Haven't been technical for a while, but I believe that we don't use the
KCC per Microsoft recommendations (until we get to 2003) since we have
so many sites.

You likely would still be following the MS recommendations
for exception (number of Sites) like you have.

You CAN use the KCC however if you create custom
SiteLinkBridge(Groups) as islands of transitive replication,
separate from other groups (turning off the default which
groups them all into one SiteLinkBridge-group).
Two connection documents are created for each site.
Basically we have a double-ring replication topology, in opposite
directions and they replicate differently (even hours on one and odd on
the other IIRC)

That's a good manual choice (likely), although I
would probably have looked at the SiteLinkBridge-group
idea -- although practically no books have explained that
correctly and most consultants haven't a clue.
is to > use some virtual servers to maintain some virtual DCs for each
domain.
of a > disaster, you can have those DCs up and running quickly because
you don't > have to worry about hardware and doing AD recovery.

That's a neat idea. Although, in case of a forest wide crash, we would
still have to shut down every DC per the MS document I referred to
above, which is the big time waster in our case.
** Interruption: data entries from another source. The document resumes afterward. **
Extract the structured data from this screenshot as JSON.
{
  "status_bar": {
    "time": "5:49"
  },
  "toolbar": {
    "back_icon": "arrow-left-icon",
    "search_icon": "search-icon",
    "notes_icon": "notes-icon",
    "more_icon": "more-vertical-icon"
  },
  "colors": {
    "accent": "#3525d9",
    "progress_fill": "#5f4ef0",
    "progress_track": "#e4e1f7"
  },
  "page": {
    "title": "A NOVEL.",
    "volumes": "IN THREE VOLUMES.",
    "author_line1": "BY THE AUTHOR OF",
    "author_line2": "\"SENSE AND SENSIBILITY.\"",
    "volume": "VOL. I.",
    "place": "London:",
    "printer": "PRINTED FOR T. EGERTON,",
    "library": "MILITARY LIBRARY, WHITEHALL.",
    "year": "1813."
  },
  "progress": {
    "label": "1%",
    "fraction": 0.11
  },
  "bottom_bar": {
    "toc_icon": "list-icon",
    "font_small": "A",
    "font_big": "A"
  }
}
Agreed though that it
saves on the DC build time.

What is this reference?
Stupid question, but users that were logged on while the forest crashed
would still have access to all ressources right?
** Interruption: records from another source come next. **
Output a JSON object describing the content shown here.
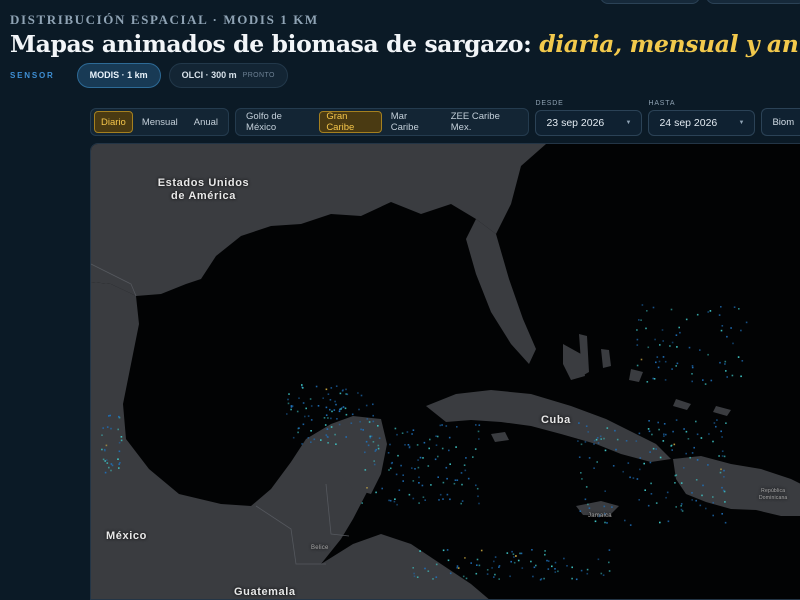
{
  "header": {
    "kicker": "DISTRIBUCIÓN ESPACIAL · MODIS 1 KM",
    "title_main": "Mapas animados de biomasa de sargazo: ",
    "title_accent": "diaria, mensual y anual"
  },
  "sensor": {
    "label": "SENSOR",
    "options": [
      {
        "label": "MODIS · 1 km",
        "active": true
      },
      {
        "label": "OLCI · 300 m",
        "badge": "PRONTO",
        "active": false
      }
    ]
  },
  "period_tabs": [
    {
      "label": "Diario",
      "active": true
    },
    {
      "label": "Mensual",
      "active": false
    },
    {
      "label": "Anual",
      "active": false
    }
  ],
  "region_tabs": [
    {
      "label": "Golfo de México",
      "active": false
    },
    {
      "label": "Gran Caribe",
      "active": true
    },
    {
      "label": "Mar Caribe",
      "active": false
    },
    {
      "label": "ZEE Caribe Mex.",
      "active": false
    }
  ],
  "date_from": {
    "label": "DESDE",
    "value": "23 sep 2026"
  },
  "date_to": {
    "label": "HASTA",
    "value": "24 sep 2026"
  },
  "extra_select": {
    "value": "Biom"
  },
  "map": {
    "labels": {
      "usa": "Estados Unidos\nde América",
      "mexico": "México",
      "cuba": "Cuba",
      "guatemala": "Guatemala",
      "belice": "Belice",
      "jamaica": "Jamaica",
      "republica": "República\nDominicana"
    },
    "colors": {
      "ocean": "#020304",
      "land": "#3a3c40",
      "border": "#55585e",
      "sargassum_low": "#1f6fb8",
      "sargassum_mid": "#3fc7c7",
      "sargassum_high": "#f2c94c"
    }
  }
}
All or probably SOME (unpredictable) until the tickets
expires (Kerberos ticket life is configurable per domain.)
Since they have the
Kerberos token (probably wrong terminolgy sorry) already they would
still access their shares correct?

Kerberos calls it a 'ticket' but Microsoft calls their portion
a (security access) token so the words make sense either
way in this case.
Just want to prove that while it
would be a giant PITA, it would not mean the end of the business as
some people here would like to believe.
Once again, thanks for the comments,

I think it would help us (help you) if we read that document.